L'Alizé 90 rue Commandant Challe 29490 Guipavas France
D’une nuit l’autre, d’une ville l’autre… Dans la haute insomnie de la mégapole, éclaboussée de lumières imprenables comme autant d’îlots de solitude, un coeur bat, fragile, humain.
Seule à son balcon, une fine silhouette, rouge, plaquée contre la toile des gratte-ciels et du ciel atone. En suspend au-dessus de la ville, une femme prise dans une cage de verre. Solitaire encore, une autre figure blottie dans l’intimité de sa chambre... Il y a quelque chose d’inaccessible dans leur rêverie silencieuse. Comme si la nuit les rendait à elles-mêmes.
Ces « Vues de nuit » sont autant de fenêtres ouvertes. Sur le dehors. Sur la nuit, l’autre nuit, n’importe quelle nuit, comme si aucun jour n’était à venir. Sur la ville vorace, tentaculaire, inhumaine, c’est-à-dire sans limite, infinie. Sur le dedans aussi, l’intérieur, le songe, sur soi-même, sur le silence de la solitude, comme une calme souffrance.
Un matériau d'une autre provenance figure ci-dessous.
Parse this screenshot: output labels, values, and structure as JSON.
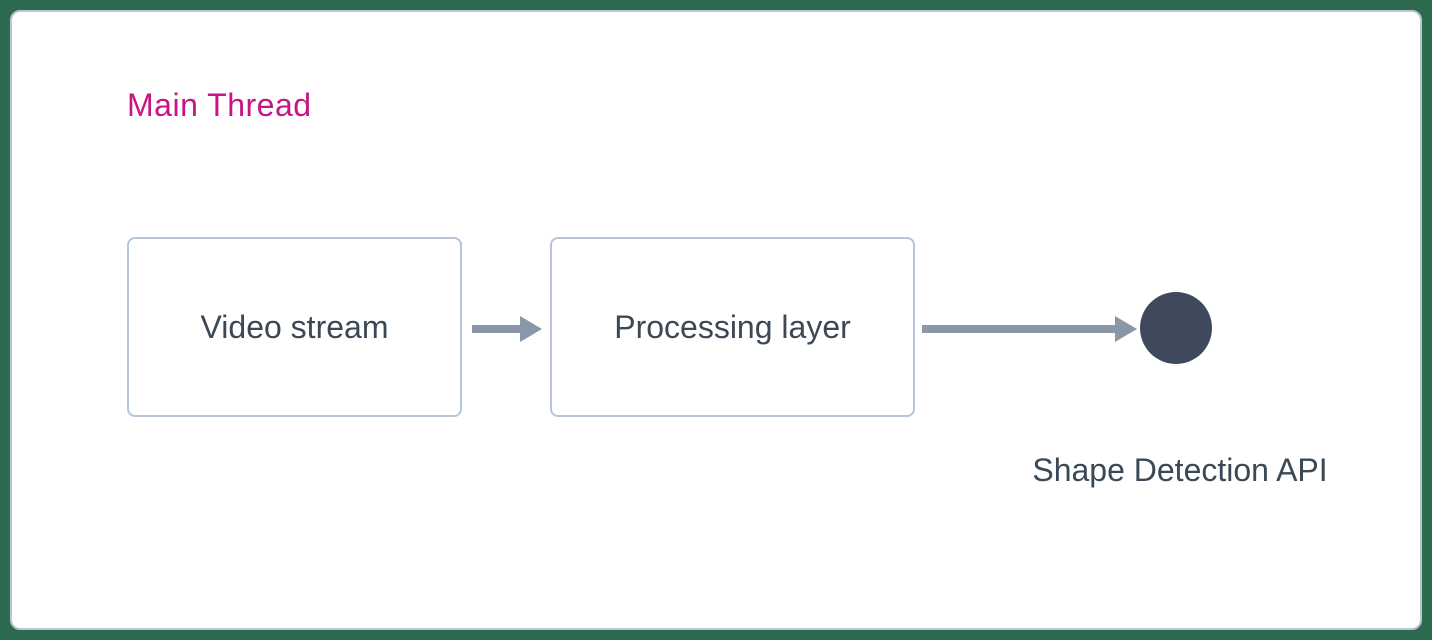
{
  "diagram": {
    "thread_label": "Main Thread",
    "nodes": {
      "video_stream": "Video stream",
      "processing_layer": "Processing layer",
      "shape_api": "Shape Detection API"
    },
    "colors": {
      "outer_bg": "#2d6a4f",
      "panel_bg": "#ffffff",
      "border": "#b8c5d6",
      "label_accent": "#c71585",
      "text": "#3b4856",
      "arrow": "#8a97a8",
      "node_fill": "#3e4a5b"
    }
  }
}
[...] Chaque « vue » est le miroir tendu de notre conscience. Un miroir qui nous guette, sans sommeil. Dans le silence avare qui épie et dans le convoi des nuits, d’une « vue » à l’autre, c’est toujours la même quête obsessionnelle : ce qu’il reste de l’homme post-moderne, un noyau dur de solitude, qui résiste et s’éprend de la grande nuit.
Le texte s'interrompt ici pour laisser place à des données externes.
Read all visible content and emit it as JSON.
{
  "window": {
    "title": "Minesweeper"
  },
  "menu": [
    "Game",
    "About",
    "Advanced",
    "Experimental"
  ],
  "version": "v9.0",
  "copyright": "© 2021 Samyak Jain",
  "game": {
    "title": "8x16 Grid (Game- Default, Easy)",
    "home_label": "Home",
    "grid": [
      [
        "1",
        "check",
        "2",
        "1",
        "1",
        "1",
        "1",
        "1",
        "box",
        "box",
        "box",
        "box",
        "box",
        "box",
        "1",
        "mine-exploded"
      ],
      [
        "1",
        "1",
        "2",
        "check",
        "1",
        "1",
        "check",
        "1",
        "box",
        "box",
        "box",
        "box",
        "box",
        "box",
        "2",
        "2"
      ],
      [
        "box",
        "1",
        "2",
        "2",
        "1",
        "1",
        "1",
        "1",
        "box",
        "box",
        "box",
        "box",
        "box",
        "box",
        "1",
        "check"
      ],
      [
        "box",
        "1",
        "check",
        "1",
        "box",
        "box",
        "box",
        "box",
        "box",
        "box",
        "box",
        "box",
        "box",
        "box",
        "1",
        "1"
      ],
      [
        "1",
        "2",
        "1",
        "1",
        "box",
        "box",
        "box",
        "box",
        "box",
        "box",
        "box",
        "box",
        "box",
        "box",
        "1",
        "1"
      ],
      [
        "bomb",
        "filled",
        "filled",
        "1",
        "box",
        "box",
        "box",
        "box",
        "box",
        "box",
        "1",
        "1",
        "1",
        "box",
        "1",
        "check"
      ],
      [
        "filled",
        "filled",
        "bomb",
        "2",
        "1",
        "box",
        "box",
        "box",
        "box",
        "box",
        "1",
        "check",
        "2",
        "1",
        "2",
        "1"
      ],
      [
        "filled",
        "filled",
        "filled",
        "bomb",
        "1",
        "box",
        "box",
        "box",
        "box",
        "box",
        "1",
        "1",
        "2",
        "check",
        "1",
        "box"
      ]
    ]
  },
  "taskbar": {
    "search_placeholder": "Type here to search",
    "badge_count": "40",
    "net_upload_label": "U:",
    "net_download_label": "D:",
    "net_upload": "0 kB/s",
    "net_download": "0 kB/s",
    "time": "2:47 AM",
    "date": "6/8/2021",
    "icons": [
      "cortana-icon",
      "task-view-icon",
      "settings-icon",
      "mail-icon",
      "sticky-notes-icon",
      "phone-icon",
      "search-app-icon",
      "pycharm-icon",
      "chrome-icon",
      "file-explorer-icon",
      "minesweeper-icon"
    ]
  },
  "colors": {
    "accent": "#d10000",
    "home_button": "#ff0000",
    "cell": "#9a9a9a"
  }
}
On voudrait détourner le regard, faire taire le silence. Et pourtant, on reste hypnotisé par les lumières aveuglantes, promesses de vie, et par notre double fantomal, si près et si loin de nous.
Le jour va tout éclairer et tout faire disparaître. Attends, quelques instants encore au bord de la fenêtre, dans ce dénuement qui est une plénitude.